Tuesday, January 04, 2011

Discrimination is Good for You


I read this last month and realized that it applies to all of your advertising and marketing efforts.

This is from FeverBee.com:

Who Are You Trying To Reach?

Do you know exactly who you're trying to reach? Do you know why you're trying to reach them? Most people don't.

Many community projects try to target everyone. That's a bad idea.

You need to focus your efforts on a specific group of people at the expense of others. The concentration of effort on the few yields results. You get the few. These are the founders of your community. They need extra time and attention. You need to build up positive relationships with this small group first.
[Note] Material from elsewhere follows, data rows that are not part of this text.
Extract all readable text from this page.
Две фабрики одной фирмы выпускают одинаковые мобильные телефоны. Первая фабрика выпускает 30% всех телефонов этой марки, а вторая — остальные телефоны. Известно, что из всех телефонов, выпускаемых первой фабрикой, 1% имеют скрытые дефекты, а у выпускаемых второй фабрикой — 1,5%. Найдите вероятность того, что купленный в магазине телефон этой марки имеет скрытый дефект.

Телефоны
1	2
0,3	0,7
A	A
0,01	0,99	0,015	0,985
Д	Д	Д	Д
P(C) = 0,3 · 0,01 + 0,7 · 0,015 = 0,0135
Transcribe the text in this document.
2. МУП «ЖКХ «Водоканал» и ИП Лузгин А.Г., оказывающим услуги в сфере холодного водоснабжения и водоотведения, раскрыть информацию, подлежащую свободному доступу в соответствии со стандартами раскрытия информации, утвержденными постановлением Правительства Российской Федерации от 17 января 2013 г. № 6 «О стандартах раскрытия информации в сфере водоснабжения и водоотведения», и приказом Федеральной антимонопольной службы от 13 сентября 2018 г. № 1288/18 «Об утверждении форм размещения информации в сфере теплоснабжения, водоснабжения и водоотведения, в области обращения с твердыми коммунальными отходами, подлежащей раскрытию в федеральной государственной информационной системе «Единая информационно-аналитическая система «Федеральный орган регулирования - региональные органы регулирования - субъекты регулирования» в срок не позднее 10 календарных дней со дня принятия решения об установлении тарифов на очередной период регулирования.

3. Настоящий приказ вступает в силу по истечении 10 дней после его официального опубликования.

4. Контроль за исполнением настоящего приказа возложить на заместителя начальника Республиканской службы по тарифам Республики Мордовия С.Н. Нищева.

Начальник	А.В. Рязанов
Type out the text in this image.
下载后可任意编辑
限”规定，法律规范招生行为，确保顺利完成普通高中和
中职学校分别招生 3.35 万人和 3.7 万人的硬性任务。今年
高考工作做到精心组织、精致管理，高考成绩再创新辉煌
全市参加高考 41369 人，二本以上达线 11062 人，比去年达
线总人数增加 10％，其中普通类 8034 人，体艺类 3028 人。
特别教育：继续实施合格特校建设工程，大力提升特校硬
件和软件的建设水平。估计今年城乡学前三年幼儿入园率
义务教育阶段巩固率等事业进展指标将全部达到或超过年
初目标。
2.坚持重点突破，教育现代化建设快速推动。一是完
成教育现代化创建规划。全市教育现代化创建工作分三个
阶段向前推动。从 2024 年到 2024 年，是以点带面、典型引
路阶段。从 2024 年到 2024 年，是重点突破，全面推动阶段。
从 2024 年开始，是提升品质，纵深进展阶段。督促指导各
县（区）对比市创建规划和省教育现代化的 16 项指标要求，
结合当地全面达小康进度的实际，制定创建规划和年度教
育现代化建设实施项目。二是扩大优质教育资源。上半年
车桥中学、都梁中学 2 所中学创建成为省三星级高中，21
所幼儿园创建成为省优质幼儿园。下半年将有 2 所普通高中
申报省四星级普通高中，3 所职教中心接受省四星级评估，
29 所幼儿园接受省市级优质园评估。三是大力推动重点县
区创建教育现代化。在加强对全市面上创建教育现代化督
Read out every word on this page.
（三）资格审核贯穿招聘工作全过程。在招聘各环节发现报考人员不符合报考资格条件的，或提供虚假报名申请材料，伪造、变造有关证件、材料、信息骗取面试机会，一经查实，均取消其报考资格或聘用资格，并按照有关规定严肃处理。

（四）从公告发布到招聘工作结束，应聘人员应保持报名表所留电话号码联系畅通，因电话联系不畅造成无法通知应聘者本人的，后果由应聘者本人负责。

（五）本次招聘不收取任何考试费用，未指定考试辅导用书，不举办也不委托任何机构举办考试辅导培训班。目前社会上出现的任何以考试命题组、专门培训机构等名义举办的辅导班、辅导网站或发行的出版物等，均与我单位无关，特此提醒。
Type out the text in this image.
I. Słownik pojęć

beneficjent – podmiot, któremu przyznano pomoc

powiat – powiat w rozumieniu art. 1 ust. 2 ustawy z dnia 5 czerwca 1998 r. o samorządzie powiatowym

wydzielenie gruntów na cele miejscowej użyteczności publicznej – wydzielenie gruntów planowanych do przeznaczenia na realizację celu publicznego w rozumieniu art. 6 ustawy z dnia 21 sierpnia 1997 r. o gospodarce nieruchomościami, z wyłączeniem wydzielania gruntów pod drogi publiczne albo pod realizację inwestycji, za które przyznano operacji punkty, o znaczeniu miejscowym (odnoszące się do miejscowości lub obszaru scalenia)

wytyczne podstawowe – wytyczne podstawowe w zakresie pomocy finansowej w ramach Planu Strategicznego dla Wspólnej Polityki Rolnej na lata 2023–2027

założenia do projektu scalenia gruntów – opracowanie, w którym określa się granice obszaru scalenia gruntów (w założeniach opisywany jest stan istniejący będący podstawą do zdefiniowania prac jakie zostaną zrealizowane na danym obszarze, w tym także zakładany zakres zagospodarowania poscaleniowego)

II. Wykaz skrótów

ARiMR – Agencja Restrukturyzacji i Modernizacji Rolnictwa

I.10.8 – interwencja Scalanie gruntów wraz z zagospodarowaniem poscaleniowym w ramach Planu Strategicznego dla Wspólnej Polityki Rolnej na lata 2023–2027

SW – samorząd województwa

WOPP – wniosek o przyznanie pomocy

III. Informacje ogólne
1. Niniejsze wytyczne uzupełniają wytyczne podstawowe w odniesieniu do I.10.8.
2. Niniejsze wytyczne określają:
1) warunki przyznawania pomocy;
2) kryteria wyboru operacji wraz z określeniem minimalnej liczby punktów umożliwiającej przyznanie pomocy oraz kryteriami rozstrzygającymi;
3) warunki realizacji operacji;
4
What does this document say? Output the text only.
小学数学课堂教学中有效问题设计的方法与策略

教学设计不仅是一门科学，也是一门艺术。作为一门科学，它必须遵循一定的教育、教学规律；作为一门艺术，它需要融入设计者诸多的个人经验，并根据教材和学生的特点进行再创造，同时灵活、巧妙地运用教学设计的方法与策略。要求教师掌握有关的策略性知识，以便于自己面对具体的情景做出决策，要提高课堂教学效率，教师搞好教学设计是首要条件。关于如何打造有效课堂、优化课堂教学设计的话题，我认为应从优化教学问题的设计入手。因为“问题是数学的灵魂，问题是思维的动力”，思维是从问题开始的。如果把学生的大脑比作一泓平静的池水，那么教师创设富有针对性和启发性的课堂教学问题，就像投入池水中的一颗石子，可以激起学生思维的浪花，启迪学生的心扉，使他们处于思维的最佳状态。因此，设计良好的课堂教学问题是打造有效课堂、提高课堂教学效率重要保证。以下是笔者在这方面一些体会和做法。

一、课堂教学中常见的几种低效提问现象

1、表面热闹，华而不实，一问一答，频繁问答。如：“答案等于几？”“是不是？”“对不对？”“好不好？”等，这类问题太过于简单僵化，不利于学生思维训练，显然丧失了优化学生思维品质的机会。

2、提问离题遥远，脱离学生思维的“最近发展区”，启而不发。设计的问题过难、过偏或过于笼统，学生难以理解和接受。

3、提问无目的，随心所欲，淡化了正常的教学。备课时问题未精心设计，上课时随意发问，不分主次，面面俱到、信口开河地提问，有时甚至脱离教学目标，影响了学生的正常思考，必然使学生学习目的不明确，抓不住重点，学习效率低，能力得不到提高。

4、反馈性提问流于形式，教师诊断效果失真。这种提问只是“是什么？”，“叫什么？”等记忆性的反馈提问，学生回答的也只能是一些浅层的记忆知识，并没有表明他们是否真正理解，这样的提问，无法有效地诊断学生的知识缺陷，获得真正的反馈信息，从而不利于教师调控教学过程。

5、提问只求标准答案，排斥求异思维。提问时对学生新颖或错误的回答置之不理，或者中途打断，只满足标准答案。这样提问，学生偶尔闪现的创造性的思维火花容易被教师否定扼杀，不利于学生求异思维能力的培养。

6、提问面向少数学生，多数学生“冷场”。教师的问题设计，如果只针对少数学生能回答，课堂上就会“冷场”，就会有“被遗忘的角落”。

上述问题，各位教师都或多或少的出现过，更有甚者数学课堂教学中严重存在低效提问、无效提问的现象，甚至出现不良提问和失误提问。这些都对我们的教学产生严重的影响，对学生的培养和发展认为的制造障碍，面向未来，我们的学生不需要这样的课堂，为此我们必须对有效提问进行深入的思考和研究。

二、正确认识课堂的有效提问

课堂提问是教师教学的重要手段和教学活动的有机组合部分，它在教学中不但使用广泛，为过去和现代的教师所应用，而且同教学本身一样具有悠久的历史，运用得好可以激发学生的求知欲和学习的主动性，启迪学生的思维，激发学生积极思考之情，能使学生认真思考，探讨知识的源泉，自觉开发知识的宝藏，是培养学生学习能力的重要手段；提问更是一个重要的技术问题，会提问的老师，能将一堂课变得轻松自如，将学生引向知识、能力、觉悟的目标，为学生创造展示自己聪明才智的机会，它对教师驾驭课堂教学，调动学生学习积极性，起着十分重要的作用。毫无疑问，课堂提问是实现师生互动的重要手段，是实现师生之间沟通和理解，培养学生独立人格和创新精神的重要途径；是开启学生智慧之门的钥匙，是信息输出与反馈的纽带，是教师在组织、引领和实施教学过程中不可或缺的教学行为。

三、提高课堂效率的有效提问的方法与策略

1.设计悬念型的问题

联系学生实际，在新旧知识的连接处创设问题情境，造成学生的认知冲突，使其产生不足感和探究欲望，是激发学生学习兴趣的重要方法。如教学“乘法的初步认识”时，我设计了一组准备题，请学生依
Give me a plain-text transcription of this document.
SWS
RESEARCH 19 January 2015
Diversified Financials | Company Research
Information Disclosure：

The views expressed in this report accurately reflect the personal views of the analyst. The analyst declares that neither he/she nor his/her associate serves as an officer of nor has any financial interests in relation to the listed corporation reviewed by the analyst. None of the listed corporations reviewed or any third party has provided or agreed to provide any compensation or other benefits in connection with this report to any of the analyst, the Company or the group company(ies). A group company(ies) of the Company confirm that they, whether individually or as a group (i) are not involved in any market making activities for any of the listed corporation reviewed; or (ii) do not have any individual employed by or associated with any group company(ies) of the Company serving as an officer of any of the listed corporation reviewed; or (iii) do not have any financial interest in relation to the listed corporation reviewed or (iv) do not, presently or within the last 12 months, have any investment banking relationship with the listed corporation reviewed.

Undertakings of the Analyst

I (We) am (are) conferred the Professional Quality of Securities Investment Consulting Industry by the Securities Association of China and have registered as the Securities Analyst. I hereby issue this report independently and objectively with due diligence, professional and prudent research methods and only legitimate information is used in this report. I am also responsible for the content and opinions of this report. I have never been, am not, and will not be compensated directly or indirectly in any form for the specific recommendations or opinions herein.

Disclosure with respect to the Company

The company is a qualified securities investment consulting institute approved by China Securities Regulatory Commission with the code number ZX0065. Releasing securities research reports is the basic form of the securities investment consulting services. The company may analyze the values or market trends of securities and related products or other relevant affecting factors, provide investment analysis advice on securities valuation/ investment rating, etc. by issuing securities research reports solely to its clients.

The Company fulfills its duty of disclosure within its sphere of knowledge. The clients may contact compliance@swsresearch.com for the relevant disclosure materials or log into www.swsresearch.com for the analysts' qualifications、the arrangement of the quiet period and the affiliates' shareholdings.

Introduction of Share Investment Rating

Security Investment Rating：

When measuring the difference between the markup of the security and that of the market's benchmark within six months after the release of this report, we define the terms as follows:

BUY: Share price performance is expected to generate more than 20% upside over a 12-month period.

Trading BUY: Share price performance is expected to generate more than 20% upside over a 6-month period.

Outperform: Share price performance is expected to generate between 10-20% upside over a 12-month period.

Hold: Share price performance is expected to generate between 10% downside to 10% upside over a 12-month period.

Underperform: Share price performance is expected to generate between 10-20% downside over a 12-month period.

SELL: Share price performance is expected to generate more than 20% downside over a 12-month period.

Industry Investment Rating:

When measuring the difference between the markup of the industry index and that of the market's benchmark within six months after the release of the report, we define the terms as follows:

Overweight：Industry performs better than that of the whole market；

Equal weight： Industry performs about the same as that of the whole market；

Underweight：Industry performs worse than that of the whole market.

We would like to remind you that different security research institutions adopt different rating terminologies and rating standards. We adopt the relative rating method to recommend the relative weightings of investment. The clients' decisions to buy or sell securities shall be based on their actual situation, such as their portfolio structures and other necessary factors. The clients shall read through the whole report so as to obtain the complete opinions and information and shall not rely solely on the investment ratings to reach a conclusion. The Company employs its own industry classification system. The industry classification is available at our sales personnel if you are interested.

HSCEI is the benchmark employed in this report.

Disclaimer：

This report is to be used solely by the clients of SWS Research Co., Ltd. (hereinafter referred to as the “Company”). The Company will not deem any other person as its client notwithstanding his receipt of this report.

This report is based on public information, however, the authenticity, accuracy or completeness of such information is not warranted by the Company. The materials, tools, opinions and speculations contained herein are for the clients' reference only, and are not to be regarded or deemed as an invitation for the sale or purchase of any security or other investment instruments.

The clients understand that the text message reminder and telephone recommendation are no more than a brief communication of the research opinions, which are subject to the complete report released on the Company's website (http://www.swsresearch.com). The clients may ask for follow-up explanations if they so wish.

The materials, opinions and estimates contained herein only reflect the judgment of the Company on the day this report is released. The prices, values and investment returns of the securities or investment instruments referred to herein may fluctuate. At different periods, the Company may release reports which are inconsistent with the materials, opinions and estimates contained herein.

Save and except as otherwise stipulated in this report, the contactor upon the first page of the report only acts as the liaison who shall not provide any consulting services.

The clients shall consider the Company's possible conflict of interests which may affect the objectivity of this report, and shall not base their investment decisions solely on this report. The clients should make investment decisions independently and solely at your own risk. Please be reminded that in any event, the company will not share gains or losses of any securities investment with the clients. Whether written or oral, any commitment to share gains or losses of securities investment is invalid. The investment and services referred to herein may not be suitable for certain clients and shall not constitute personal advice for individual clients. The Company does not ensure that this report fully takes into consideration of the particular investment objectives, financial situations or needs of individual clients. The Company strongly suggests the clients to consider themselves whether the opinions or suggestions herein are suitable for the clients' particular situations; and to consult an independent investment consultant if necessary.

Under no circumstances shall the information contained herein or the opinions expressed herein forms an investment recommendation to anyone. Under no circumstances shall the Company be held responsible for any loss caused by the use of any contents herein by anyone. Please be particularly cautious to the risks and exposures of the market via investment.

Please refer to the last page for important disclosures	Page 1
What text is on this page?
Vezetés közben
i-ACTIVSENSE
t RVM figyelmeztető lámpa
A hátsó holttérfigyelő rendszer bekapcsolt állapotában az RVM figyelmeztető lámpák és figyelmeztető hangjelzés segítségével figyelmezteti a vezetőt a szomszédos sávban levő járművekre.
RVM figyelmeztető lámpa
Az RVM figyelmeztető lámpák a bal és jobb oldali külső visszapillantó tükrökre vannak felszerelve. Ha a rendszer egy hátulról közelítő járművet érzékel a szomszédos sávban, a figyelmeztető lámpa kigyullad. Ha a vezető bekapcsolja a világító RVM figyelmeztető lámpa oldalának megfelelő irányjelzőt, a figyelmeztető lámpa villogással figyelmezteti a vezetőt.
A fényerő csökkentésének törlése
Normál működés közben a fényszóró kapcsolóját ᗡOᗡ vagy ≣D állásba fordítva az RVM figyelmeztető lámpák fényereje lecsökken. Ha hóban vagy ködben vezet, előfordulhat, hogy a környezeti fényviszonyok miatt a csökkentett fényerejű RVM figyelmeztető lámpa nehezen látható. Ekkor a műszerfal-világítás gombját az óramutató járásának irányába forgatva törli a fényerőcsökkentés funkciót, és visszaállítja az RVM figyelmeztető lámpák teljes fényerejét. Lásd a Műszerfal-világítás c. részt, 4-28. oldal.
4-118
To do this you need to know exactly who you're trying to reach.

  • Are they male/female?
  • How old are they?
  • Where do they live?
  • What do they do?
  • What do they have in common?
  • Why are they interested in the topic?
  • Who are they trying to impress?
  • Who impresses them?
  • What are their biggest fears?
  • What are their biggest hopes?
  • What internet tools do they use most every day?
  • What internet tools do they not use ever?

From this you should be able to build a list of real people who you want to participate in your community. If you randomly build a list of people, you're doing it wrong. If you can't build a list from the answers above, you've done it wrong.

You can broaden this group later, but when you're launching a community you need a pinpoint focus.